G7 countries agree to cap price of Russian oil at $60 per barrel — European Commission
According to the document, "while the EU's ban on importing Russian seaborne crude oil and petroleum products remains fully in place, the price cap will allow European operators to transport Russian oil to third countries, provided its price remains strictly below the cap"
BRUSSELS, December 3. /TASS/. G7 countries, European Union member states and Australia agreed to cap the price of Russian seaborne oil at $60 per barrel starting on December 5, the European Commission said in a statement on Saturday.
"The international Price Cap Coalition has today finalized its work on implementing an oil price cap on Russian seaborne crude oil.

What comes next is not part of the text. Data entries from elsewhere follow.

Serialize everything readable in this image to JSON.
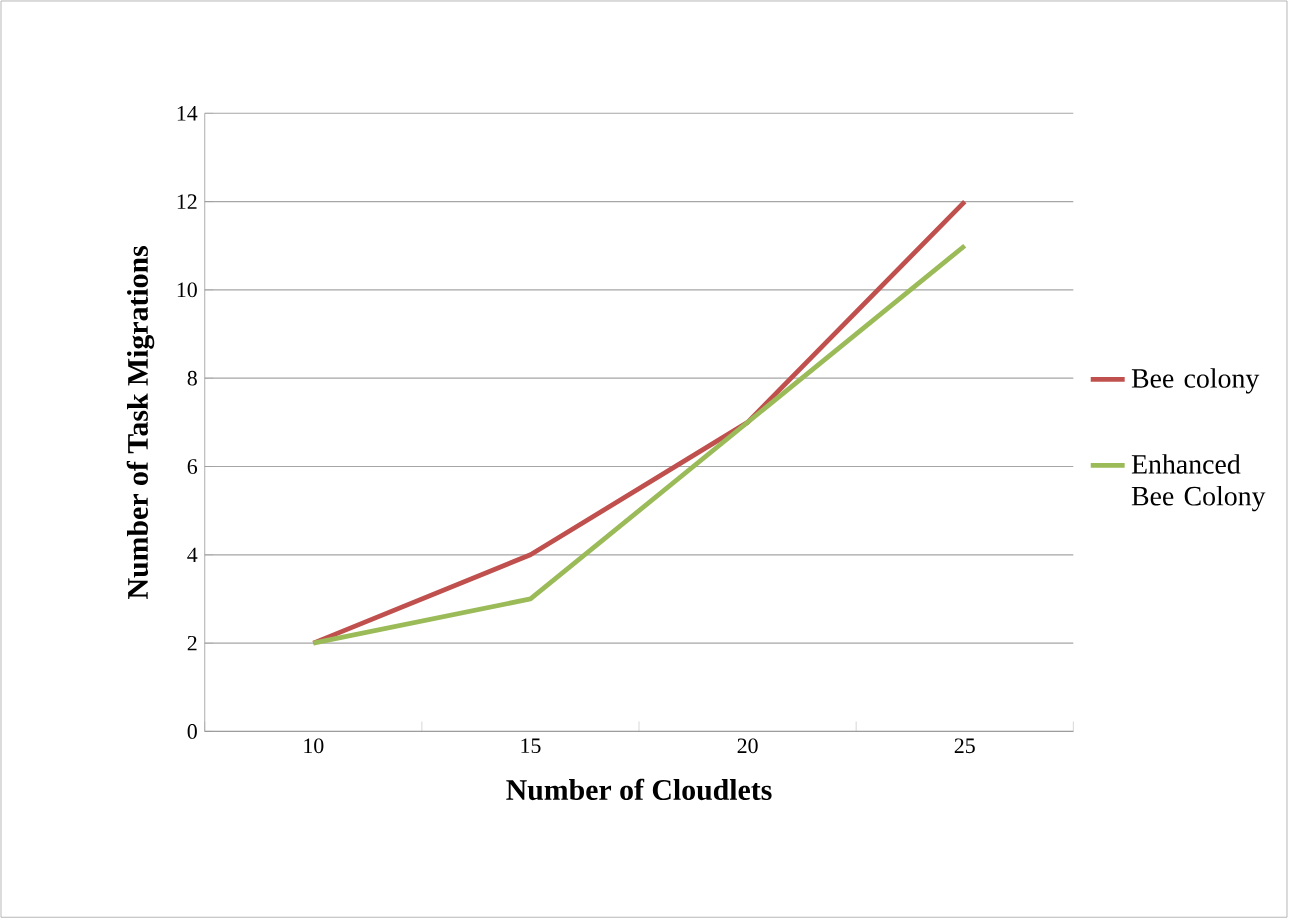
{
  "chart_data": {
    "type": "line",
    "xlabel": "Number of Cloudlets",
    "ylabel": "Number of Task Migrations",
    "categories": [
      "10",
      "15",
      "20",
      "25"
    ],
    "series": [
      {
        "name": "Bee colony",
        "color": "#c0504d",
        "values": [
          2,
          4,
          7,
          12
        ]
      },
      {
        "name": "Enhanced Bee Colony",
        "color": "#9bbb59",
        "values": [
          2,
          3,
          7,
          11
        ]
      }
    ],
    "ylim": [
      0,
      14
    ],
    "yticks": [
      0,
      2,
      4,
      6,
      8,
      10,
      12,
      14
    ],
    "grid": "y",
    "legend": "right",
    "marker": "none",
    "line_style": "solid"
  }
}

EU Member States in the Council have also just approved in parallel its implementation within the EU. The cap has been set at a maximum price of $60 per barrel for crude oil and is adjustable in the future in order to respond to market developments," the statement reads.
"The price cap also provides for a smooth transition - it will not apply to oil purchased above the price cap, which is loaded onto vessels prior to December 5 and unloaded before January 19, 2023," the European Commission added.
According to the document, "while the EU's ban on importing Russian seaborne crude oil and petroleum products remains fully in place, the price cap will allow European operators to transport Russian oil to third countries, provided its price remains strictly below the cap".
At the same time, the European Commission has confirmed that exclusions for some EU countries remain in effect, which particularly concerns Hungary who receives oil only through pipelines and supported Brussels’ move on the condition that the price cap would not apply to pipeline supplies.
Meanwhile, the European Union will prohibit its operators from insuring, financing and servicing third countries’ vessels transporting Russian oil purchased above a price cap for 90 days, the European Commission pointed out.
"If a third country flagged vessel intentionally carries Russian oil above the price cap, EU operators will be prohibited from insuring, financing and servicing this vessel for the transport of Russian oil or petroleum products for 90 days after the cargo purchased above the price cap has been unloaded. If an EU vessel, such as an EU flagged vessel, violates the price cap, it will be subject to the consequences that follow under each Member State's national legislation," the commission explained.
Russia said earlier that it would not provide energy resources to countries introducing price caps and was determined to operate only on market terms.